Затем она подытожила факты, которые, похоже, знала наизусть, назубок.
— Когда в точности ты сказал, что учительница — старый гнилой гриб? До того, как надел шинель, или когда застегивал последние пуговицы?..
— Элиане Хочкисс как-никак не пригрезилось. Или Элиане Шюст, не столь важно. Ей могло бы достать великодушия тебя не выдавать, но коли она так поступила, ничего уж тут не попишешь. Итак, это было, когда ты болтал с Мотылем Головко?
— Или когда ты нагнулся, чтобы перешнуровать башмаки? Правый, который все время расшнуровывается?.. Или левый?..
Дондог плыл против течения, наперекор всему со спасательным кругом правды. Он все больше и больше уставал, росли его отвращение и подавленность. И постепенно он понял, что пропал, оказавшись в руках тех сил, что насмехаются над правдой, что ни секунды не думают о правде и хотят от него только признания — и ничего другого. Нет такого возраста, когда можно убить истину, нет такого возраста, когда можно спасти свою шкуру бесчестием и ложью, просто в жизни приходит момент, когда надо начать смешивать в себе ожог лжи с ожогом правды и поддерживать этот ожог на протяжении пятидесяти или шестидесяти катастрофических лет, которые ты еще способен для себя предвидеть.
Дондог в очередной раз порылся в памяти и без особого труда обнаружил то, что до тех пор ускользало от его разысканий. Он поверил-таки в версию обвинения и сказал:
— Правый. Шнурки развязались. Я наклонился и сказал Мотылю Головко, что учительница — старый гнилой гриб.
— Я в этом не сомневалась, — сказала мать Дондога.
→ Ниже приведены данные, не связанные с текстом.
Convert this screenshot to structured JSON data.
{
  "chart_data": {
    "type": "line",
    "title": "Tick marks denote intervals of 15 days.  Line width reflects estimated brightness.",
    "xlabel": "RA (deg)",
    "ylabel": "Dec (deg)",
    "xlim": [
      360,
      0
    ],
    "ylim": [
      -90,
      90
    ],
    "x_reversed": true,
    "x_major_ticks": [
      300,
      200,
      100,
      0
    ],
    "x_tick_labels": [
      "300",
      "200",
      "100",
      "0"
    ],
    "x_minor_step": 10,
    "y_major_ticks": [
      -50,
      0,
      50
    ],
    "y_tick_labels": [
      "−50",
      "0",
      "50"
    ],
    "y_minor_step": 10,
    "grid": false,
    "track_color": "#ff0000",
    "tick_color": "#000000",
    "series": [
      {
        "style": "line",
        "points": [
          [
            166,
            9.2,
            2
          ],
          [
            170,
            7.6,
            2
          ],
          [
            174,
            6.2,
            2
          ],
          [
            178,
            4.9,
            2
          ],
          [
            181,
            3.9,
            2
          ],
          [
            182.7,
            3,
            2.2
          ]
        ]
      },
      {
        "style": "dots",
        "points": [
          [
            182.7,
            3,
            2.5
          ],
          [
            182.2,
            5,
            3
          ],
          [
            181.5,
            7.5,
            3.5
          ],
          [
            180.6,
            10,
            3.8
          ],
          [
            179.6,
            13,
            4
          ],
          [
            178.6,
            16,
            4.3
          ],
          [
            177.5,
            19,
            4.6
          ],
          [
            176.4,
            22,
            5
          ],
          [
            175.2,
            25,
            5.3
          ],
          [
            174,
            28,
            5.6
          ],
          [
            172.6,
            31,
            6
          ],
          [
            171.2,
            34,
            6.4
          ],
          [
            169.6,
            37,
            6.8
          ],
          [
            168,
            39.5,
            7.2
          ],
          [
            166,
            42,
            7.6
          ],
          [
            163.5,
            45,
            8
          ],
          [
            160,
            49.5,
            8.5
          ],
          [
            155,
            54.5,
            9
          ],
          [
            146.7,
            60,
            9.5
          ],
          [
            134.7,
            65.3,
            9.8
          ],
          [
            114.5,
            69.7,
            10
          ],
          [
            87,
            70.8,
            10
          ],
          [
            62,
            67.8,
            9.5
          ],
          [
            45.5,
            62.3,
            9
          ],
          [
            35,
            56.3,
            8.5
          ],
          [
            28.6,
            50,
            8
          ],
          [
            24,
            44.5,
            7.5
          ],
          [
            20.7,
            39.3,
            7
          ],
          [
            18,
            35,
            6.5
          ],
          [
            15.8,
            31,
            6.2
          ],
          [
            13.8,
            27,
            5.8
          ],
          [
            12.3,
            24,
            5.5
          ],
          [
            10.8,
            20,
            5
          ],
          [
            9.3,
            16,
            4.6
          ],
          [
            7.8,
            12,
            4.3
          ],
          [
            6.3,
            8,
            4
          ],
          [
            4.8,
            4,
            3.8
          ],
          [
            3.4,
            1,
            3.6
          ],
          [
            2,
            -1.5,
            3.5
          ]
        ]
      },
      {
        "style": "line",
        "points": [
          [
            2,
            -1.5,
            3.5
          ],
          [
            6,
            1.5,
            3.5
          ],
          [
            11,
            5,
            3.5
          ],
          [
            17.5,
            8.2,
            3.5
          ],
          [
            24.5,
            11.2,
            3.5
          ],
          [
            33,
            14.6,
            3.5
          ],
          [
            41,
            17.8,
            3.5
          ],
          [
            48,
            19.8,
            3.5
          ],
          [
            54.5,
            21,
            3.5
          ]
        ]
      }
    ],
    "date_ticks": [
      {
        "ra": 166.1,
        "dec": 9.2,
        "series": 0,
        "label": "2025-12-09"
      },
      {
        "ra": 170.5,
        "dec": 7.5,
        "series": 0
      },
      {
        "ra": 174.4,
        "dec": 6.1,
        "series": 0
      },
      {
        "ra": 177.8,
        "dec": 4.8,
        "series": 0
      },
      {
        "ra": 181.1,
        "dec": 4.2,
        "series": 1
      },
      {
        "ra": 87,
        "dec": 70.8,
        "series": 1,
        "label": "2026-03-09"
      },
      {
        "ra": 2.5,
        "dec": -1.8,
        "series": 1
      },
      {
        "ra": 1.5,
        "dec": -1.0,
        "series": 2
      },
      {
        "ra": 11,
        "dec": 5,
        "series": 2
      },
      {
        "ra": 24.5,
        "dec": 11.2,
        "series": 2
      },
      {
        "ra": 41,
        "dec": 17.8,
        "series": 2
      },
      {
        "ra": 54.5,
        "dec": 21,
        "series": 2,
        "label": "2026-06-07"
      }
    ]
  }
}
Полностью восстановив спокойствие, она тут же пошла писать свои извинения мадам Аксенвуд, свое нелицеприятное признание как матери, педагога и уйбура.
Еще пару минут я оставался в неподвижности на соломенном стуле, говорит Дондог. Столовая была кроткой и мирной. Небо обрело осеннюю, несколько холодную красоту. Дымил танковый завод. Вновь появился Йойша и предложил Дондогу перейти в комнату, чтобы сыграть разок-другой в домино. Мы так и сделали, стараясь не очень шуметь.
Больше никогда, ни тем вечером, ни на следующий день, ни дома, ни в школе история с гнилыми грибами не упоминалась, даже в виде намека.
Это было пятьдесят лет назад. Почти все с тех пор умерли. Мать Дондога и Йойша…
Мать Дондога и Йойша были схвачены и убиты во время второго уничтожения уйбуров. Что касается учительницы Дондога, теперь она лежит в небытии. Покоится и разлагается под безразличной землей, она чужда всего органического, она теперь ничто.
Учительница Дондога теперь уже даже не гнилая тополиная агроцибе, не гнилой белый подгруздок, не гнилая горькушка, не гнилая поддубешка, не гнилой перечный гриб, не гнилой зернистый масленок, не гнилой рожковидный вороночник, не гнилая порховка, не гнилой ежевидный дождевик, не гнилой чертов табак, она уже не гнилое иудино ухо и даже не гнилая печеночница — да, она уже даже и не самая обыкновенная старая и гнилая печеночница.
В какие-то дни возникало предчувствие, что вот-вот произойдет нечто ужасное. А в другие нет. Мерзость копила силы к совсем близкому уже будущему, убийцы умывали руки, у властей уже лежали в кармане речи, призывающие сразу и к убийству, и к величайшей умеренности в убийстве, были состряпаны и розданы по казармам и местным комитетам длинные списки, соседи посмеивались, и однако ничто особенное не предвещало кошмара, так что когда он наступил, не обошлось без эффекта неожиданности.
Выдавались и такие утра, когда разрыв между сном и явью не имел места или же был крайне зыбок. Тревога мучила тогда Дондога до самого вечера, но в ней не было элемента упреждения. Она была связана со слишком уж тошнотворным сочетанием жизни ночной и жизни реальной. Дондога извлекали из постели, когда он еще оставался душой и телом внутри своей грезы. Вынужденный открыть глаза и притворно изображать жизненные движения, он пытался затормозить рассудок на последних образах своих сновидческих приключений. Он всеми средствами сопротивлялся реальности. Говорил как можно меньше, двигался чисто механически, с трудом реагировал, если от него требовалось произнести фразу, произнести обрывок фразы.